[IEEE Trans. on Patten Analysis and Machine Intelligence, March 2000, pp. 281-297]
Learning and Design of Principal Curves
Balázs Kégl, Adam Krzyżak, Tamás Linder, and Kenneth Zeger
Abstract
Principal curves have been defined as ``self consistent'' smooth
curves which pass through the ``middle'' of a d-dimensional
probability distribution or data cloud. They give a summary of the
data and also serve as an efficient feature extraction tool. We take a new
approach by defining principal curves as continuous curves of a given
length which minimize the expected squared distance between the curve
and points of the space randomly chosen according to a given
distribution. The new definition makes it possible to carry out a
theoretical analysis of learning principal curves from training data
and it also leads to a new practical construction. In our theoretical
learning scheme the classes are polygonal lines with k-segments and
with a given length, and the algorithm chooses a curve from this class
which minimizes the average squared distance over n training points
drawn independently.

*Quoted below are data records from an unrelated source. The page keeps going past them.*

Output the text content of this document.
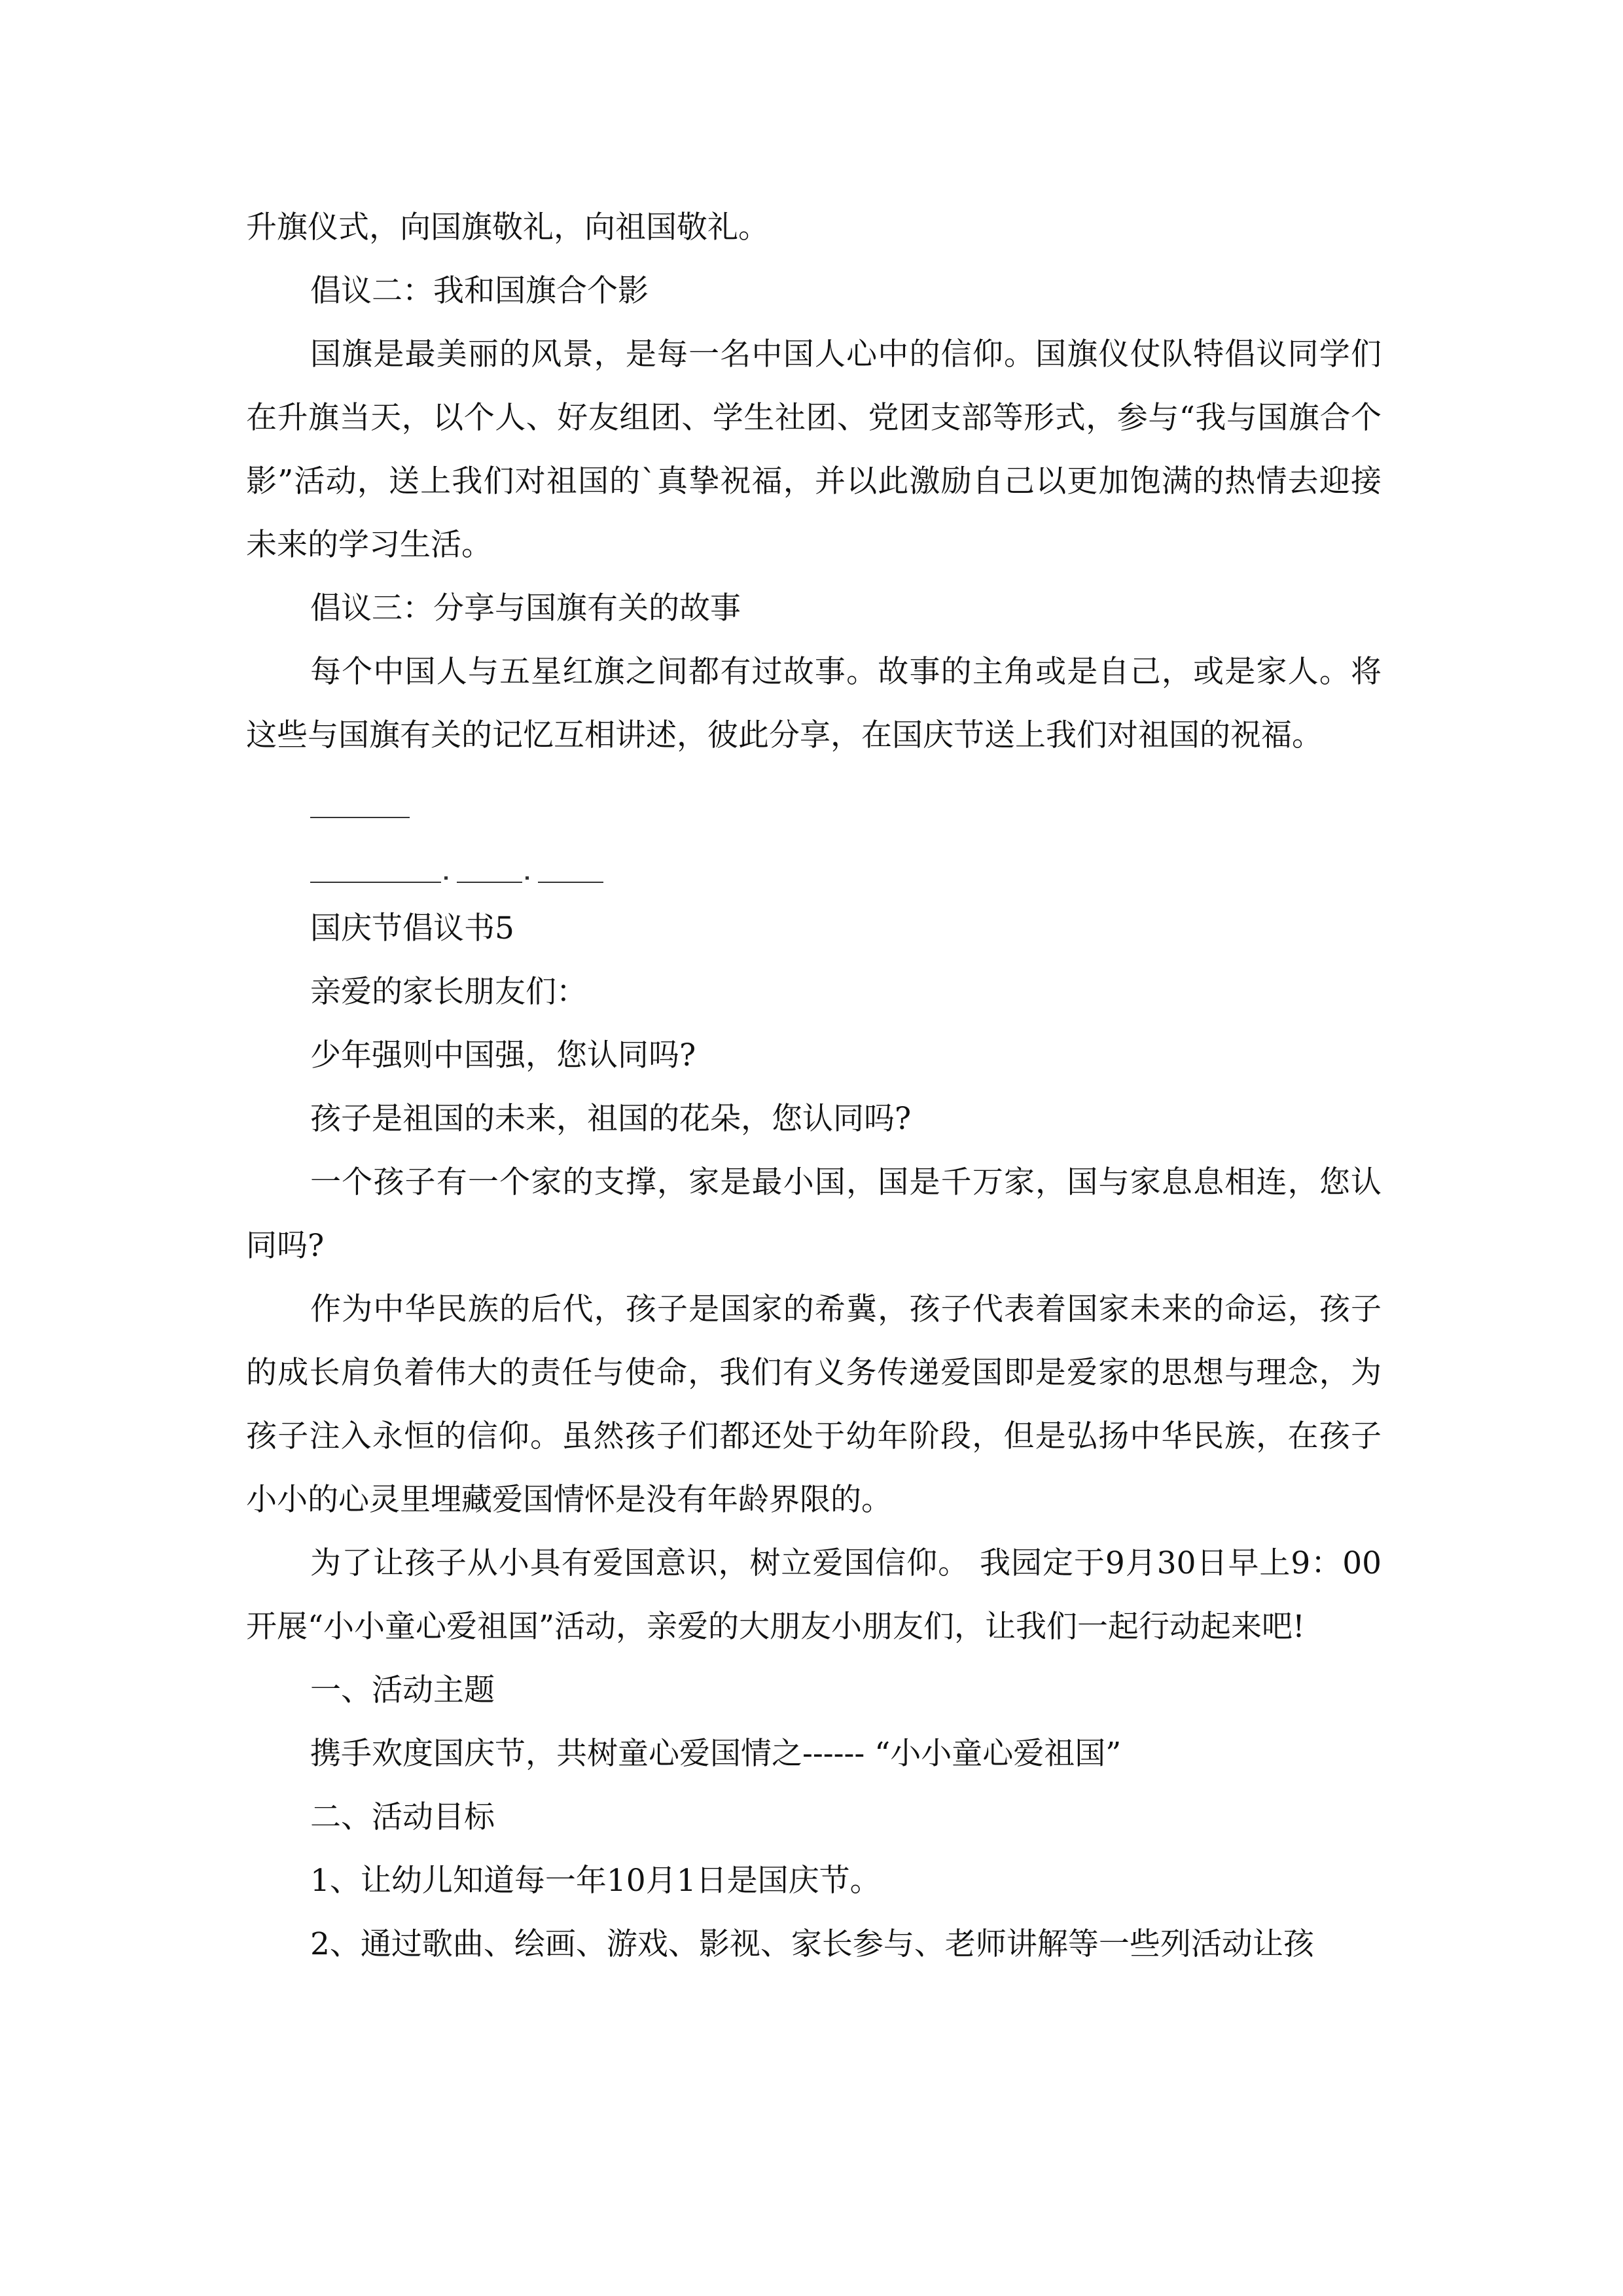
升旗仪式，向国旗敬礼，向祖国敬礼。

倡议二：我和国旗合个影

国旗是最美丽的风景，是每一名中国人心中的信仰。国旗仪仗队特倡议同学们在升旗当天，以个人、好友组团、学生社团、党团支部等形式，参与“我与国旗合个影”活动，送上我们对祖国的`真挚祝福，并以此激励自己以更加饱满的热情去迎接未来的学习生活。

倡议三：分享与国旗有关的故事

每个中国人与五星红旗之间都有过故事。故事的主角或是自己，或是家人。将这些与国旗有关的记忆互相讲述，彼此分享，在国庆节送上我们对祖国的祝福。

国庆节倡议书5

亲爱的家长朋友们：

少年强则中国强，您认同吗?

孩子是祖国的未来，祖国的花朵，您认同吗?

一个孩子有一个家的支撑，家是最小国，国是千万家，国与家息息相连，您认同吗?

作为中华民族的后代，孩子是国家的希冀，孩子代表着国家未来的命运，孩子的成长肩负着伟大的责任与使命，我们有义务传递爱国即是爱家的思想与理念，为孩子注入永恒的信仰。虽然孩子们都还处于幼年阶段，但是弘扬中华民族，在孩子小小的心灵里埋藏爱国情怀是没有年龄界限的。

为了让孩子从小具有爱国意识，树立爱国信仰。 我园定于9月30日早上9：00开展“小小童心爱祖国”活动，亲爱的大朋友小朋友们，让我们一起行动起来吧!

一、活动主题

携手欢度国庆节，共树童心爱国情之------ “小小童心爱祖国”

二、活动目标

1、让幼儿知道每一年10月1日是国庆节。

2、通过歌曲、绘画、游戏、影视、家长参与、老师讲解等一些列活动让孩
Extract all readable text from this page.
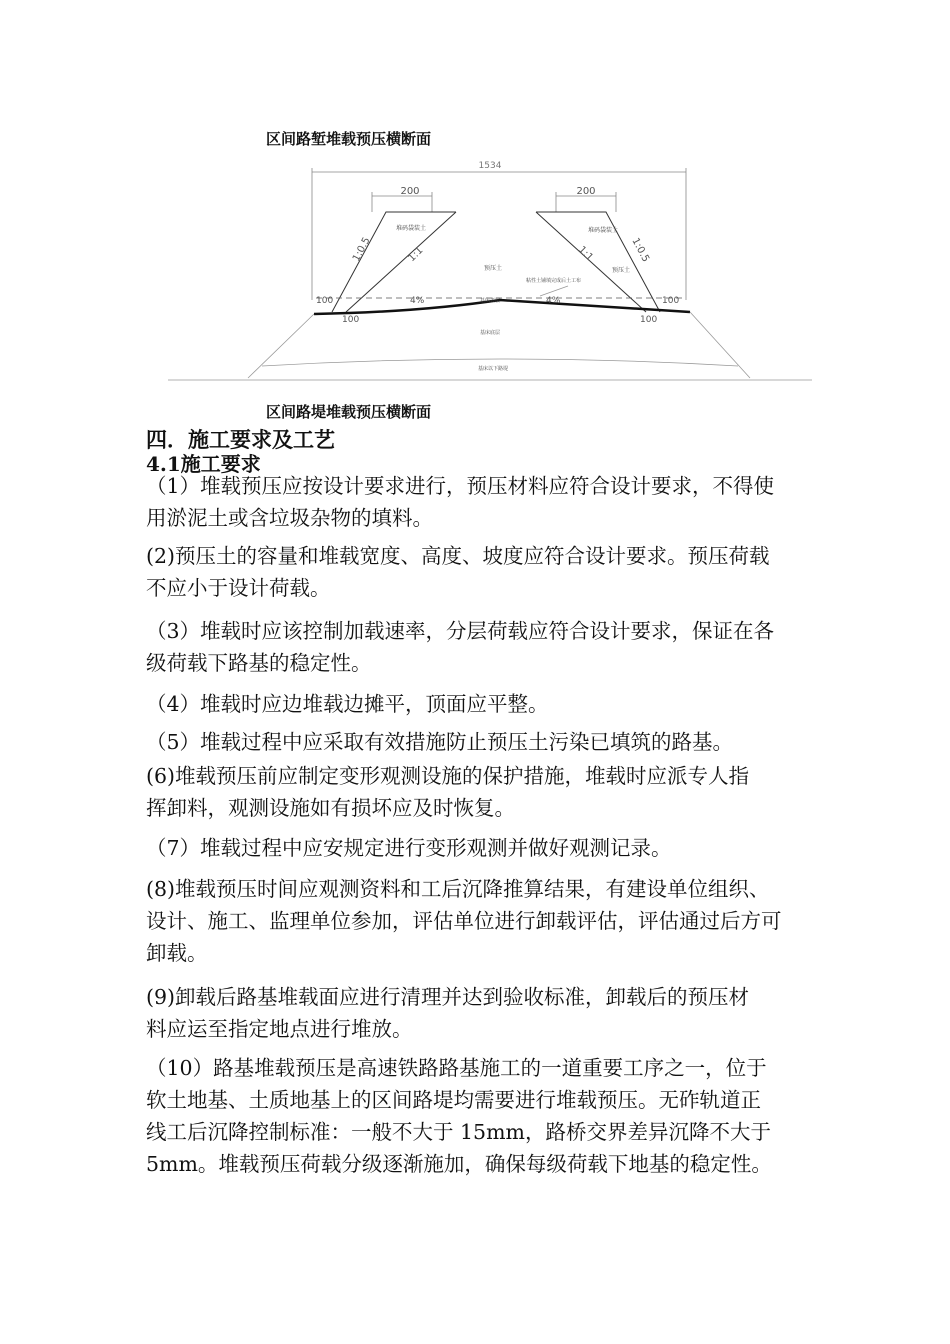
区间路堑堆载预压横断面
1534
200	200
1:0.5	1:1	1:1	1:0.5
堆码袋装土	堆码袋装土
预压土	预压土
粘性土铺填完成后土工布
基床表层
4%	4%
100	100
100	100
基床底层
基床以下路堤
区间路堤堆载预压横断面
四．施工要求及工艺
4.1施工要求
（1）堆载预压应按设计要求进行，预压材料应符合设计要求，不得使
用淤泥土或含垃圾杂物的填料。
(2)预压土的容量和堆载宽度、高度、坡度应符合设计要求。预压荷载
不应小于设计荷载。
（3）堆载时应该控制加载速率，分层荷载应符合设计要求，保证在各
级荷载下路基的稳定性。
（4）堆载时应边堆载边摊平，顶面应平整。
（5）堆载过程中应采取有效措施防止预压土污染已填筑的路基。
(6)堆载预压前应制定变形观测设施的保护措施，堆载时应派专人指
挥卸料，观测设施如有损坏应及时恢复。
（7）堆载过程中应安规定进行变形观测并做好观测记录。
(8)堆载预压时间应观测资料和工后沉降推算结果，有建设单位组织、
设计、施工、监理单位参加，评估单位进行卸载评估，评估通过后方可
卸载。
(9)卸载后路基堆载面应进行清理并达到验收标准，卸载后的预压材
料应运至指定地点进行堆放。
（10）路基堆载预压是高速铁路路基施工的一道重要工序之一，位于
软土地基、土质地基上的区间路堤均需要进行堆载预压。无砟轨道正
线工后沉降控制标准：一般不大于 15mm，路桥交界差异沉降不大于
5mm。堆载预压荷载分级逐渐施加，确保每级荷载下地基的稳定性。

Convergence properties of this learning scheme
are analyzed. A practical version of this theoretical algorithm is
implemented. In each iteration of the algorithm a new vertex is added
to the polygonal line and the positions of the vertices are updated so
that they minimize a penalized squared distance criterion. Simulation
results demonstrate that the new algorithm compares favorably with
previous methods both in terms of performance and computational
complexity, and is more robust to varying data models.